There was a time when, if a bank loaned you money for a house, the bank would own that loan until the day it was paid off, so they were super-careful about who they lent money to. If you defaulted, they'd have to go into foreclosure, which was a time consuming and expensive process, and they ended up not getting their money back until they re-sold the house.
But then, people started buying and selling mortgages a lot more often. Suddenly, originating a mortgage wasn't as big a deal. Sure, you had to do some pesky paperwork, but you'd make the loan, then sell the loan, and get the money back, so you could originate another loan. The lender was now, in large part, shielded from the consequences of a bad loan. It was now in the lender's best interest to make as many loans as possible. The loans have to be good, of course, because no one wants to buy a bad loan. But more loans = more profit.
So greed says, let's see if there's a way to get more applications and get rid of some of the initial paperwork. Enter the mortgage broker... a person who makes money connecting lenders and borrowers.
Greed gets to play a double role here. First, the desire to get more loan applications, and cut back on the expense of screening leads to the use of the brokers. Second, the brokers themselves want to get as many commissions as possible, and while many will act ethically and properly, some will cheat, or let the borrower cheat, because who is going to notice? The bank? Probably not; they probably sold the loan. If the person who owns the loan tracks it back to a particular broker, well, every broker will make a mistake once a while, right?

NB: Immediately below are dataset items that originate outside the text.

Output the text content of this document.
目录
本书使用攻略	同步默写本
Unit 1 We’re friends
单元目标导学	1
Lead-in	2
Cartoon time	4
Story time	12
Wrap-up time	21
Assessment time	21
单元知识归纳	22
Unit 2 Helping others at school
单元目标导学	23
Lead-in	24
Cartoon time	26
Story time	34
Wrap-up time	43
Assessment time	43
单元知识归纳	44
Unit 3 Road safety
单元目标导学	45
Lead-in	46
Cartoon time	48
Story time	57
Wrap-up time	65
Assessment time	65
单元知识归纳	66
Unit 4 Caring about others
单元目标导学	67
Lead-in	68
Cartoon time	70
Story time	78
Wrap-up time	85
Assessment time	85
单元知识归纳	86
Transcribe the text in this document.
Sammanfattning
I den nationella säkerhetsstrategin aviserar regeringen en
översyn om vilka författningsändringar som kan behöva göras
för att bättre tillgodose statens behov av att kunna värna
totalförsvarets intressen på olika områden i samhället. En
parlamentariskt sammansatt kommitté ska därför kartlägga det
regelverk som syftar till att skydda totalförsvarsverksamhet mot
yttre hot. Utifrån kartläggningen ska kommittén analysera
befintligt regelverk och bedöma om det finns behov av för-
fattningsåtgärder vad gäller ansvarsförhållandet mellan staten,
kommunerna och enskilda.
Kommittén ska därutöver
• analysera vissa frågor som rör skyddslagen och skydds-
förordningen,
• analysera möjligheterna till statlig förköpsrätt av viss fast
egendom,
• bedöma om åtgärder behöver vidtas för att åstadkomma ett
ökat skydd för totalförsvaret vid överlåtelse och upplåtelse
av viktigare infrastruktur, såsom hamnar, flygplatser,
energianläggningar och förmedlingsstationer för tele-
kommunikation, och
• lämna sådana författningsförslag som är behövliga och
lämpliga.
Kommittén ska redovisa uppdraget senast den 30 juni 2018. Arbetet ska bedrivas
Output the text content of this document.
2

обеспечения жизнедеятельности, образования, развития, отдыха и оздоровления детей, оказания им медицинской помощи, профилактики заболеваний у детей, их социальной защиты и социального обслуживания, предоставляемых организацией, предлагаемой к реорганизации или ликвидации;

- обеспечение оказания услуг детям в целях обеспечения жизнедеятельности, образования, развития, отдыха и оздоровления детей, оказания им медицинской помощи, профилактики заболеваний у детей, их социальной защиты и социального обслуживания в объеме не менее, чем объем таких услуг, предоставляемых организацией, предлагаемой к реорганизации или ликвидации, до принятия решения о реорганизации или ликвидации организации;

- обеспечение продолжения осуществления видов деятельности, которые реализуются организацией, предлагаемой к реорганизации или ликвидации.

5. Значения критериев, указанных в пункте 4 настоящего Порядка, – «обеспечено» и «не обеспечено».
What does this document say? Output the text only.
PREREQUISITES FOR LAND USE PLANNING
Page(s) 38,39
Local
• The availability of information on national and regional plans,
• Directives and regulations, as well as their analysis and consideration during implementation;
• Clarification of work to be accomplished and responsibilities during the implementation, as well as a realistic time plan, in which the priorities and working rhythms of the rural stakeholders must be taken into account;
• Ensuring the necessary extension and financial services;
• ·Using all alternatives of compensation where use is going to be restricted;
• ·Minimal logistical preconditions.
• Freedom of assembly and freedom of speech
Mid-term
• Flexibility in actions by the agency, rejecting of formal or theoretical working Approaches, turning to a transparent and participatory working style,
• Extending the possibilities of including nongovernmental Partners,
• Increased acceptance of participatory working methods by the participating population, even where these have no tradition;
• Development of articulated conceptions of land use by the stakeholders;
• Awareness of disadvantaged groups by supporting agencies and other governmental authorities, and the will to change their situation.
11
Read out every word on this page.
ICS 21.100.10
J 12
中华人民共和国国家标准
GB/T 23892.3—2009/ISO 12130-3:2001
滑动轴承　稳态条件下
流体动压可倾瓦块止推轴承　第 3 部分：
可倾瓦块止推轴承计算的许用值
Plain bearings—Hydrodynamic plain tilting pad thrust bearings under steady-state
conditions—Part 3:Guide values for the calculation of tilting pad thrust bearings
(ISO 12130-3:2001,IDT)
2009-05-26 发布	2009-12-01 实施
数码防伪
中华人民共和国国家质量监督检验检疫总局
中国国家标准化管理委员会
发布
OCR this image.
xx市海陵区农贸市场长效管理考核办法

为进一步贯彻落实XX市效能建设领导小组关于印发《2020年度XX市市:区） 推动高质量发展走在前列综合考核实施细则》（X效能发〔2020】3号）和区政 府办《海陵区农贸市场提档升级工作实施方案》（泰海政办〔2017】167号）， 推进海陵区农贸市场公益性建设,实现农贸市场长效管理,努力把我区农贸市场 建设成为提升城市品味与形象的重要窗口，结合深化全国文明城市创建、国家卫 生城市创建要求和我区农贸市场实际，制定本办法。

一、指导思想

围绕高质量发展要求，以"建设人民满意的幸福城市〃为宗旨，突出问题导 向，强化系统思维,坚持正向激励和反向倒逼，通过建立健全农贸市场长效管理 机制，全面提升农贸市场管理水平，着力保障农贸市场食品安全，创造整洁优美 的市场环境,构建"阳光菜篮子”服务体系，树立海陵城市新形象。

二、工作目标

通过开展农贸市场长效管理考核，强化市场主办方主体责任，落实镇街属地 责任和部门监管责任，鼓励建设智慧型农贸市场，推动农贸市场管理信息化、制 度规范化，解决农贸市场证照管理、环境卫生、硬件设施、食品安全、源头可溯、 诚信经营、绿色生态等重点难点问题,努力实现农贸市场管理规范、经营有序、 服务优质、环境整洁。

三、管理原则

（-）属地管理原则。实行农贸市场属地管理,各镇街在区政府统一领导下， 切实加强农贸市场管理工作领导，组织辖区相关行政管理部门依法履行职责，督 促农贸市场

That's the baseline root cause of this. Banks, who were partially immune to the risk of default, wanted to make a lot of loans. And, brokers who were almost entirely immune to the risk of default, wanted to get a lot of loans made.
It's true, this couldn't have happened with an old fashioned set of loans, where anything less than a 20% downpayment is considered extremely risky, and all loans are for fixed terms with fixed payments.
At the same time, there's nothing to say that a "no money down" loan has to be bad either. If a bank looked at the person's circumstances, and could determine that the risk of default was low, such a loan could be good for lender and borrower both.
The biggest problem was not the loan type; it was greed, coupled with a lack of consequences for a bad loan.
There's more, of course... there's the whole set of reasons the bad mortgages spread so that they infected such huge portions of the economy, but that's a story for another day.
The root cause had little to do with the specific loan types; it had everything to do with what happens when you let people make lots of money while protecting them from the consequences of bad decisions, and let them act without any oversight or standards.